What he did downplay as a result were the more "magical" aspects of the yarn, with only the last few lines indicating that anything more supernatural might have been going on. This was probably a wise decision with regard to how Loach usually worked, with only the far later effort Looking for Eric embracing fantasy and even then it was far from the kind that Garfield would have courted, but with the character of Belle (Louise Cooper) she might have been better off with more of a nudge towards the fairy dust aspect of her presence. Nevertheless, as a girl who Tolly saves from being stuck in a mental institution while on the road with the wicked Jack, she may have been quite off-kilter enough with her occasional violence and playful ramblings to the fore.
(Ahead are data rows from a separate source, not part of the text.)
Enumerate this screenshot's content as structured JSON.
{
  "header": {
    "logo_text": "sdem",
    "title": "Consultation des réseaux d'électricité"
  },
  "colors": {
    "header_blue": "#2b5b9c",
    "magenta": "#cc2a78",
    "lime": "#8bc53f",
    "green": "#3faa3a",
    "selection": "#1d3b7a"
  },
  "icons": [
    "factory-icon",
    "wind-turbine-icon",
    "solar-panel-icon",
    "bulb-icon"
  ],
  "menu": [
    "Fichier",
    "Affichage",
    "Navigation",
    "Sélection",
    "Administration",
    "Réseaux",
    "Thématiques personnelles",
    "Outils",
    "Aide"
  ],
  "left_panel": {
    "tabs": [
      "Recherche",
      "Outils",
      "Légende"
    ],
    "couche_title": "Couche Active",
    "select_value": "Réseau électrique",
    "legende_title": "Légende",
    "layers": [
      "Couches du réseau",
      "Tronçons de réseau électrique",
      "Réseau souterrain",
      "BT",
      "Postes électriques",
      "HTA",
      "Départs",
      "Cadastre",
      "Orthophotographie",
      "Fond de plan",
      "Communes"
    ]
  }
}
Although the title was Black Jack, Tolly was really the protagonist, starting off confident of his path through life then thrown off-balance by being effectively kidnapped by the brutish Frenchman which sees both of them first trying to upset carriages to get monetary rewards for getting them out of danger, Jack not listening to Tolly as the voice of his conscience, then ending up with escapee from one carriage Belle in a travelling carnival, or at least a medicine show. It is here you'll see some of the only recognisable actors in the film since four of the Time Bandits to be were in the cast as part of the band of entertainers, but there's trouble at - well, not trouble at mill, but Belle is proving a problem to her well-to-do father as a daughter who has gone mad is a source of shame for a man in his position. Things do grow rather grim as this proceeds, with Tolly as the reasonable, just and fair character who we measure the others by, especially when those others gave into their worst instincts too often, but that made the ultimate fate of Tolly and Belle all the brighter - even Jack. Folk music by Bob Pegg.